Круг Судеб…Вернее, полукруг — четырнадцать тронов, выстроившихся по дуге, и четырнадцать величественных фигур. Четырнадцать…Напрасно я высматривала Ступающего-во-Тьме. Ему не поставили трона в Круге, и в толпе, окружившей «судилище», я его не заметила.

Кроме Нолофинвэ, никого из родни не было — отцу запретили приходить, а остальные побоялись. Даже Айканаро, — я с тоской скользила взглядом по всем светловолосым. Ваниары. Только ваниары, испуганные или, наоборот, возбужденно шушукающиеся с соседями.

Стоя перед Кругом, под сотнями глаз, я молчала. Что-то с надрывом вещал Нолофинвэ. Из толпы неслись жалостливые восклицания, нолдоры из приверженцев брата прожигали меня убийственными взглядами — они мне были просто смешны после ледяных озер в глазах Вэридэ и черно-пламенной бездны во взоре Алдора. Интересно, а каково было ему стоять перед ненавистными сородичами, ожидая приговора? Больнее, чем мне сейчас?

Большая часть Аратаров откровенно скучала: Феантури8, Охотник, их жены, Повелитель Вод, Деглин, как всегда, сверкающий позолотой доспеха. Казалось, им все равно, кто стоит перед ними: эльфийка или причудливая тварь из Внешних Земель9.

Впрочем, равнодушны были не все. Аллан и Ивэйн, хмурые и собранные, явно готовились защищать меня перед собратьями, Скорбящая обозревала толпу и меня с извечной печалью и всепрощением, легче от которого никоим образом не становилось, Вэридэ смотрела с отточенным презрением Высшей из Высших к зарвавшейся букашке. Вот только, звездноликая, Великие обычно не тратят эмоции на букашек. Они их просто не замечают.

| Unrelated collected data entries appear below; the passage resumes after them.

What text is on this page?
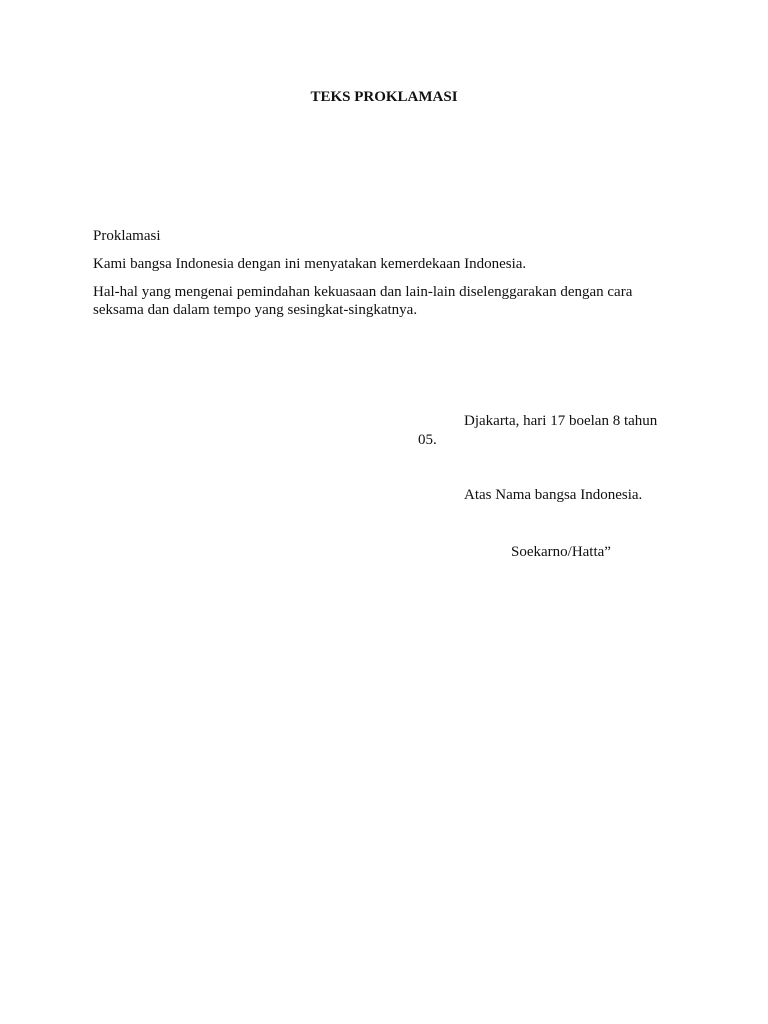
TEKS PROKLAMASI

Proklamasi

Kami bangsa Indonesia dengan ini menyatakan kemerdekaan Indonesia.

Hal-hal yang mengenai pemindahan kekuasaan dan lain-lain diselenggarakan dengan cara seksama dan dalam tempo yang sesingkat-singkatnya.

Djakarta, hari 17 boelan 8 tahun
05.
Atas Nama bangsa Indonesia.
Soekarno/Hatta”
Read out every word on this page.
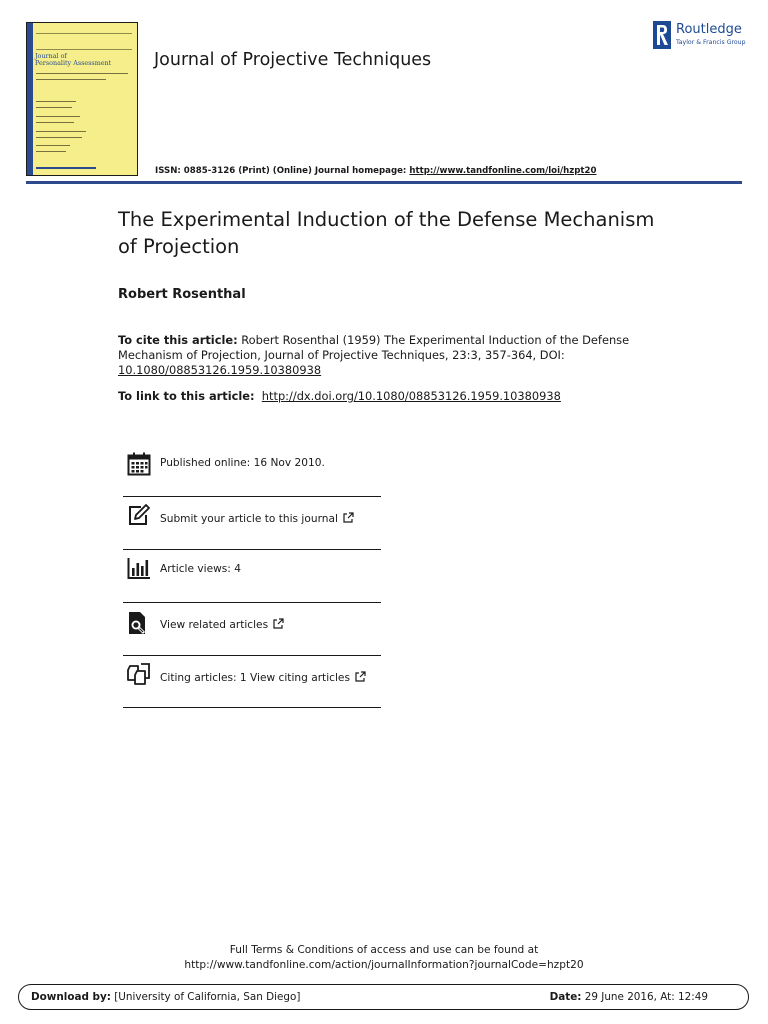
Journal of
Personality Assessment	Journal of Projective Techniques
ISSN: 0885-3126 (Print) (Online) Journal homepage: http://www.tandfonline.com/loi/hzpt20
Routledge
Taylor & Francis Group
The Experimental Induction of the Defense Mechanism of Projection
Robert Rosenthal
To cite this article: Robert Rosenthal (1959) The Experimental Induction of the Defense Mechanism of Projection, Journal of Projective Techniques, 23:3, 357-364, DOI:
10.1080/08853126.1959.10380938
To link to this article: http://dx.doi.org/10.1080/08853126.1959.10380938
Published online: 16 Nov 2010.
Submit your article to this journal
Article views: 4
View related articles
Citing articles: 1 View citing articles
Full Terms & Conditions of access and use can be found at
http://www.tandfonline.com/action/journalInformation?journalCode=hzpt20
Download by: [University of California, San Diego]	Date: 29 June 2016, At: 12:49
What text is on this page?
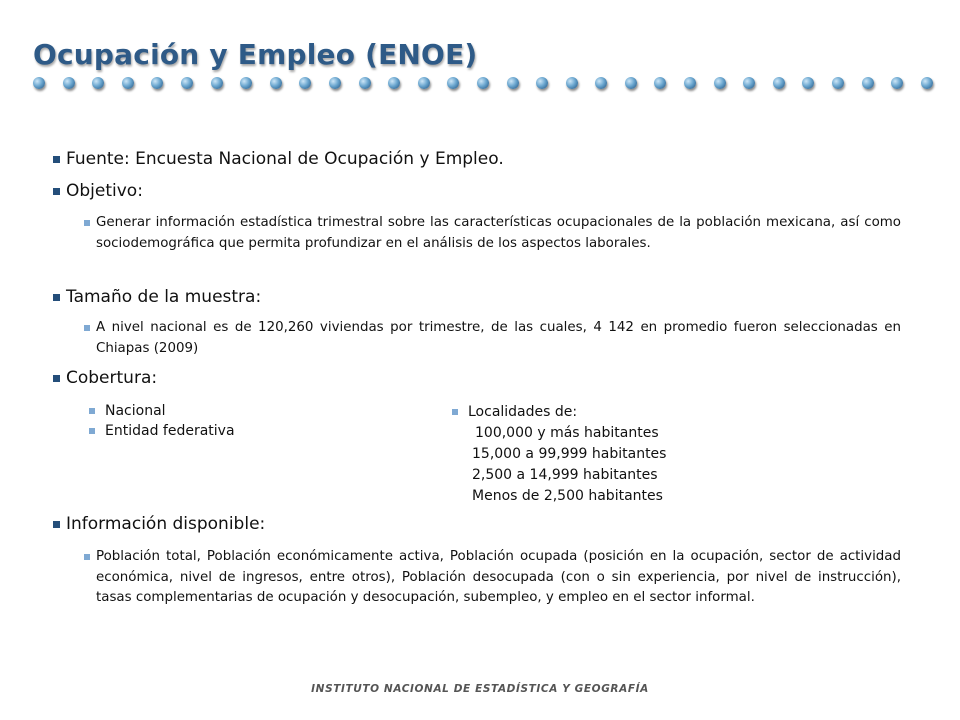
Ocupación y Empleo (ENOE)
Fuente: Encuesta Nacional de Ocupación y Empleo.
Objetivo:
Generar información estadística trimestral sobre las características ocupacionales de la población mexicana, así como sociodemográfica que permita profundizar en el análisis de los aspectos laborales.
Tamaño de la muestra:
A nivel nacional es de 120,260 viviendas por trimestre, de las cuales, 4 142 en promedio fueron seleccionadas en Chiapas (2009)
Cobertura:
Nacional
Entidad federativa
Localidades de:
100,000 y más habitantes
15,000 a 99,999 habitantes
2,500 a 14,999 habitantes
Menos de 2,500 habitantes
Información disponible:
Población total, Población económicamente activa, Población ocupada (posición en la ocupación, sector de actividad económica, nivel de ingresos, entre otros), Población desocupada (con o sin experiencia, por nivel de instrucción), tasas complementarias de ocupación y desocupación, subempleo, y empleo en el sector informal.
INSTITUTO NACIONAL DE ESTADÍSTICA Y GEOGRAFÍA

Король Арды разразился речью, дотошно разбирая мои "беззаконные дела" и "прискорбное своеволие". Королева, присоединившись к супругу, напоминала о Замысле Эру и воплощении его на просторах Арды, коему такие, как я, лишь помеха. Аллан и Кементари безуспешно спорили с правящей четой — все их доводы натыкались на стену тщательно отыгранного непонимания или вежливое равнодушие. Не тратьте зря времени…Ах, в Круге все равны? Равны-то, равны, только одни равны больше, чем другие.